Ce rachat offre à Duguit des synergies de diverses natures. Présent avec ses différentes filiales dans le process champenois, l’encaissage et la palettisation, le groupe pourra tout d’abord compter sur les complémentarités technologiques représentées par les convoyeurs de sa nouvelle filiale qui lui permettront de relier tous ces matériels entre eux, dans le cadre d’une offre évoluant vers les lignes complètes. Son expertise en robotique est un atout indiscutable de ce point de vue. Des complémentarités commerciales sont également à noter, sachant que Fege est présent chez Volvic (Danone eaux), Procter & Gamble, Andros ou encore chez Nestlé. Très implanté chez les maisons de champagne et, localement, dans le vin, Duguit pourrait accéder par ce biais à des marchés sur lesquels il n’est pas encore présent comme l’alimentaire, l’eau minérale ou l'alimentation animale.

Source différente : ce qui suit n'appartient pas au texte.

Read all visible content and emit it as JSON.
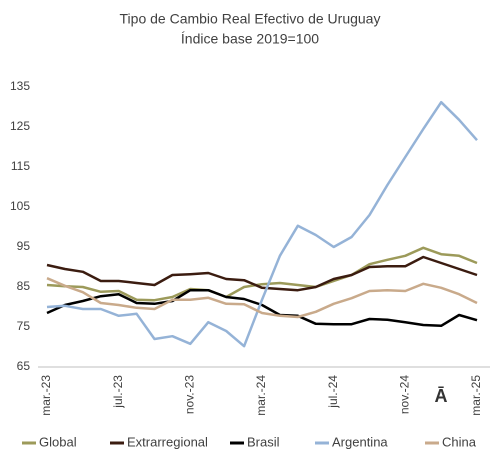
{
  "chart_data": {
    "type": "line",
    "title": "Tipo de Cambio Real Efectivo de Uruguay",
    "subtitle": "Índice base 2019=100",
    "annotation": "Ā",
    "categories": [
      "mar.-23",
      null,
      null,
      null,
      "jul.-23",
      null,
      null,
      null,
      "nov.-23",
      null,
      null,
      null,
      "mar.-24",
      null,
      null,
      null,
      "jul.-24",
      null,
      null,
      null,
      "nov.-24",
      null,
      null,
      null,
      "mar.-25"
    ],
    "series": [
      {
        "name": "Global",
        "color": "#9c9a5a",
        "values": [
          85.5,
          85.2,
          85,
          83.8,
          84,
          81.8,
          81.7,
          82.5,
          84.5,
          84.2,
          82.5,
          85,
          85.7,
          86,
          85.5,
          85,
          86.5,
          88,
          90.7,
          91.8,
          92.8,
          94.8,
          93.2,
          92.8,
          91
        ]
      },
      {
        "name": "Extrarregional",
        "color": "#3b1c10",
        "values": [
          90.5,
          89.5,
          88.8,
          86.5,
          86.5,
          86,
          85.5,
          88,
          88.2,
          88.5,
          87,
          86.7,
          84.8,
          84.5,
          84.2,
          85,
          87,
          88,
          90,
          90.2,
          90.2,
          92.5,
          91,
          89.5,
          88
        ]
      },
      {
        "name": "Brasil",
        "color": "#000000",
        "values": [
          78.5,
          80.5,
          81.5,
          82.7,
          83.2,
          81,
          80.8,
          81.5,
          84.2,
          84.2,
          82.5,
          82,
          80.5,
          78,
          77.8,
          75.8,
          75.7,
          75.7,
          77,
          76.8,
          76.2,
          75.5,
          75.3,
          78,
          76.7
        ]
      },
      {
        "name": "Argentina",
        "color": "#95b3d7",
        "values": [
          80,
          80.3,
          79.5,
          79.5,
          77.8,
          78.3,
          72,
          72.7,
          70.8,
          76.2,
          74,
          70.2,
          81.8,
          92.8,
          100.3,
          98,
          95,
          97.5,
          103,
          110.5,
          117.5,
          124.5,
          131.2,
          126.8,
          121.7
        ]
      },
      {
        "name": "China",
        "color": "#c9aa8b",
        "values": [
          87.2,
          85.3,
          83.7,
          81,
          80.5,
          79.8,
          79.5,
          81.8,
          81.8,
          82.3,
          80.8,
          80.7,
          78.5,
          77.8,
          77.5,
          78.8,
          80.8,
          82.2,
          84,
          84.2,
          84,
          85.8,
          84.8,
          83.2,
          81
        ]
      }
    ],
    "ylim": [
      65,
      135
    ],
    "yticks": [
      65,
      75,
      85,
      95,
      105,
      115,
      125,
      135
    ],
    "grid": false
  }
}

Enfin, l’usine de Vouziers, constitue une utilité de plus pour un groupe en quête de développement. En effet, l’acquisition de Fege, lui a permis d’atteindre un nouveau palier, en passant de 12 à 15 millions d’euros, avec un effectif de 100 personnes. « À Epernay, nous sommes à l’étroit. De plus, nous sommes entourés de vignes, ce qui rend difficile tout agrandissement », explique Timothée Duguit. Ce rachat suit celui de Bedi, un constructeur de machines d’encaissage et de palettisation basé à Brazey-en-Plaine (Côte-d’Or), et spécialisé dans le vin, effectué il y a deux ans. Avec ces deux nouvelles filiales, le groupe peut donc compter sur deux types d’expertises différents – la manutention et la fin de ligne emballage – qui s’ajoutent à ses savoir-faire historiques dans la congélation des cols de bouteilles de champagne et la manutention avec ses marques Champagel et Allians Robotics.

Un "artisan industriel"

« Notre ambition n’est pas de grossir encore et encore, mais de consolider maintenant tous ces actifs grâce à de nouveaux développements et des innovations. Au fond, nous sommes des techniciens et nous voulons le rester », indique Timothée Duguit qui aime se définir comme un « artisan industriel ». L’entreprise continue d’attacher une grande importance à son expertise dans le métier du vin, effervescent en particulier, qui lui permet de rayonner à l’étranger. Quelque 40% de ses recettes sont désormais réalisées à l’international. La société vient de livrer une ligne complète à Rathfinny (ci-dessous), un producteur de vins situé dans le Sussex, au Royaume-Uni, en s’associant avec d’autres fournisseurs français, présents dans l’amont de la ligne. Ce rôle d’intégrateur-ingénieriste, semble d’ailleurs tout à fait lui convenir : « Nos différentes filiales garderont leur autonomie dans leurs différents métiers. Par contre, au niveau de la holding nous ferons de la transversalité en mettant en musique tous ces savoir-faire et notre connaissance du secteur », explique Timothée Duguit. Et de conclure : « Et lorsque nous ne serons pas capables d’intervenir, comme c’est le cas dans le remplissage, nous irons chercher des confrères, si possible français ».